Assistance packages support lending rates
Graduation of least developed countries is no conspiracy by bigger and wealthier developed states to absolve them from helping countries that are in need of special assistance, says the United Nations UnderSecretary General Gyan Chandra Acharya (pictured). Agreeing that small island developing states (SIDS) which fall under the LDC classification have a special case because of the vulnerability of the environment they live in, reclassification though does not necessarily mean the loss of special privileges like lending concessionary rates and access to finance under the official development assistance (ODA). “Cape Verde is an example.

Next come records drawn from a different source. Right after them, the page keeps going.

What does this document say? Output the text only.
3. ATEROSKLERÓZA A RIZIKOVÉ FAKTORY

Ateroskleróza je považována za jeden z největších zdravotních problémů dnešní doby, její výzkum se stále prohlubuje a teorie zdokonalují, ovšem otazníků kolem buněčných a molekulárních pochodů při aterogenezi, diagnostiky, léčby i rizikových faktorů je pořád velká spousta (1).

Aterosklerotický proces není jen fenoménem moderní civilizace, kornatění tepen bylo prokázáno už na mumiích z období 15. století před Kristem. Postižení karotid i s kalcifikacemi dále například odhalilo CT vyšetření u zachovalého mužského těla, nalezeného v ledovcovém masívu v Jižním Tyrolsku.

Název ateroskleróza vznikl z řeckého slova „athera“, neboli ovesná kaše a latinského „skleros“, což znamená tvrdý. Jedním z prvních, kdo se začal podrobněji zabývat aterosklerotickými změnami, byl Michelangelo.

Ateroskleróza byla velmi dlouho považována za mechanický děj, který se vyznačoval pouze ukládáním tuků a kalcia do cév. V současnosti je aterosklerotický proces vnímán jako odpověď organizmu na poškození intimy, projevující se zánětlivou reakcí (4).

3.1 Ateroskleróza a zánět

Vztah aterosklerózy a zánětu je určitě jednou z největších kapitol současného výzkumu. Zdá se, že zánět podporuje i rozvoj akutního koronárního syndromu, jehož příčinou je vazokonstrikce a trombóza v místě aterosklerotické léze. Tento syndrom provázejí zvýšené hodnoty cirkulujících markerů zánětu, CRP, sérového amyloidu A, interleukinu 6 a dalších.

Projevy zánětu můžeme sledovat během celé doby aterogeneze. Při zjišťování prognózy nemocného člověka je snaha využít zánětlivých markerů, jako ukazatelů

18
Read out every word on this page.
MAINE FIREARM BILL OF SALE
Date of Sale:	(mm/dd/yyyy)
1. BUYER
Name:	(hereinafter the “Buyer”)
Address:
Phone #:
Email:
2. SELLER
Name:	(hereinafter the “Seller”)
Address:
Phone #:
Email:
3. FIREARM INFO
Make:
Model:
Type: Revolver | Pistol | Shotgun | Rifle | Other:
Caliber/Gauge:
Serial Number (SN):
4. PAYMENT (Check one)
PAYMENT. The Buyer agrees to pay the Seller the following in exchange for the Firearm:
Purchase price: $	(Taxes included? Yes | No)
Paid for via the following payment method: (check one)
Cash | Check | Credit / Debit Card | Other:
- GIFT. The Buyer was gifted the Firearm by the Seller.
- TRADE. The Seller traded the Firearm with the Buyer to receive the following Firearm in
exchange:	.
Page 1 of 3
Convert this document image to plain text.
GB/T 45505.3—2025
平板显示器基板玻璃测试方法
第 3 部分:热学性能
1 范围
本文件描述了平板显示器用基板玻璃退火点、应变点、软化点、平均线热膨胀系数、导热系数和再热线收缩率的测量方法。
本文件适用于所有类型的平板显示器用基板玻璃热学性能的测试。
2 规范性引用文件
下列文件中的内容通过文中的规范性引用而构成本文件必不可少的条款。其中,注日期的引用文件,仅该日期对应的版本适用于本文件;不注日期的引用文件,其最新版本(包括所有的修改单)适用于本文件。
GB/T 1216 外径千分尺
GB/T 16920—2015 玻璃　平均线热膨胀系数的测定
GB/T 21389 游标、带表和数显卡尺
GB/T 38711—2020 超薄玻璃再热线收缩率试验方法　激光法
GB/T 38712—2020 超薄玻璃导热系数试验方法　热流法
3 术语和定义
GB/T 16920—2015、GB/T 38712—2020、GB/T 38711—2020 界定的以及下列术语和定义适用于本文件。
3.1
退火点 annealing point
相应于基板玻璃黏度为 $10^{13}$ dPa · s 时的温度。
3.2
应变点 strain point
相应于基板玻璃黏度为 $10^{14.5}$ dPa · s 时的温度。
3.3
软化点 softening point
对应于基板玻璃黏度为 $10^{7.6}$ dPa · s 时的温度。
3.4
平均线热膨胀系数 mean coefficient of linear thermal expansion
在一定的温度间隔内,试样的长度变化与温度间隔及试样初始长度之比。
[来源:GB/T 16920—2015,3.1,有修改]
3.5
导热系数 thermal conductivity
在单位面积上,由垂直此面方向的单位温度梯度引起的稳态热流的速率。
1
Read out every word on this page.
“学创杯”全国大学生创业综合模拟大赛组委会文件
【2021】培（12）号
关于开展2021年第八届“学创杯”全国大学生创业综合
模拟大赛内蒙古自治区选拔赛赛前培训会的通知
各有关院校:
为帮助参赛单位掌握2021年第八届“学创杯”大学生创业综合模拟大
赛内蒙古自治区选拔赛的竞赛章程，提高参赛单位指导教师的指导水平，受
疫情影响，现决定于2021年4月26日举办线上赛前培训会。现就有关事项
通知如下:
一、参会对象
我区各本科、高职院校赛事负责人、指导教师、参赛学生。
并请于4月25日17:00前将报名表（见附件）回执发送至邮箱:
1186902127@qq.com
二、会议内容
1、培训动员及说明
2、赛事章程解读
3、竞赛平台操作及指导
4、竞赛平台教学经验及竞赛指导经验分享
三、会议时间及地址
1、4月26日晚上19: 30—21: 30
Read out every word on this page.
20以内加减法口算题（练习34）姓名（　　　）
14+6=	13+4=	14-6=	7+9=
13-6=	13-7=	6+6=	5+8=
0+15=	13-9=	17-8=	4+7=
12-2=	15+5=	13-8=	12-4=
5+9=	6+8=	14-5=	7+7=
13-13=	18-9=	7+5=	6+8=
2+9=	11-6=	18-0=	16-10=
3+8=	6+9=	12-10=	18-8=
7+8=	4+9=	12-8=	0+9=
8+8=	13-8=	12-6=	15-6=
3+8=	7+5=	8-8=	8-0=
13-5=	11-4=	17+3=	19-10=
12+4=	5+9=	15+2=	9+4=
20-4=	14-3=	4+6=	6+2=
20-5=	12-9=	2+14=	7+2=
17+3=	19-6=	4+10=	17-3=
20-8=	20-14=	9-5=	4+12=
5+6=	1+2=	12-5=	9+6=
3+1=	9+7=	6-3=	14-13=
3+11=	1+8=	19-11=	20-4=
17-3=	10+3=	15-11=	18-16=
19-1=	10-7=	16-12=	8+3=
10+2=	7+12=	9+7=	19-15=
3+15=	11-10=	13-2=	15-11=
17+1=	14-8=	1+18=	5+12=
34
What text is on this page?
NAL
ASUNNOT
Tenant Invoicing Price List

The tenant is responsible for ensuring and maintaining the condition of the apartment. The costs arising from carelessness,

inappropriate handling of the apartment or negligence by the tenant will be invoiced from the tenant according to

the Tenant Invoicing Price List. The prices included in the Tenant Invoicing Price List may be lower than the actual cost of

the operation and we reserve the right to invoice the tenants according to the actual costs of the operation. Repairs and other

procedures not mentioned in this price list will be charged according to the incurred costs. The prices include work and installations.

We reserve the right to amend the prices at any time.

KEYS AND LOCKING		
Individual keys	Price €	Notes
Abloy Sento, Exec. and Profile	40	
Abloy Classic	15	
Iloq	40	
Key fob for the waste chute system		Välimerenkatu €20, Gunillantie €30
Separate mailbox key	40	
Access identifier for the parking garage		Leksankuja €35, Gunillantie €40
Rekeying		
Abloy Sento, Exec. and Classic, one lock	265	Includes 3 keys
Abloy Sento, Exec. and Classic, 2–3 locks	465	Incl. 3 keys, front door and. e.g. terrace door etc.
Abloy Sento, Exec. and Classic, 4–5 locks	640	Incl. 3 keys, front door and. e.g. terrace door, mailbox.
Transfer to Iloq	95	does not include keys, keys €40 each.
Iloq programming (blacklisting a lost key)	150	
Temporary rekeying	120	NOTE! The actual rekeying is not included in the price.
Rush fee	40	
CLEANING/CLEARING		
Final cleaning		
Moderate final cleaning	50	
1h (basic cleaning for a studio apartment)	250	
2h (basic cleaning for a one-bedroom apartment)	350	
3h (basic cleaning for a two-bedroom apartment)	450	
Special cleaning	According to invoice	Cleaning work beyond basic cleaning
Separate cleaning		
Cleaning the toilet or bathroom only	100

When they graduated in 2007, their ODA was about US$190m. Now in 2011 and 2012, they are still getting $300m in ODA. So it’s not reduced and there are no specific linkages between graduation and ODA reduction, absolutely no linkage.
There have been cases where they have been getting better access upon graduation,” says Under Secretary General Acharya. The UN senior official spoke to Islands Business magazine in the margins of the 3rd International Conference on SIDS that Samoa successfully hosted last month. He is also High Representative for the Least Developed Countries, Landlocked Developing Countries and Small Island Developing States.
He’s originally from Nepal. Much discussion at the Samoa conference centred on LDC graduation. Samoa has already done the move and the focus now is on smaller economies like Tuvalu and most probably Kiribati as well.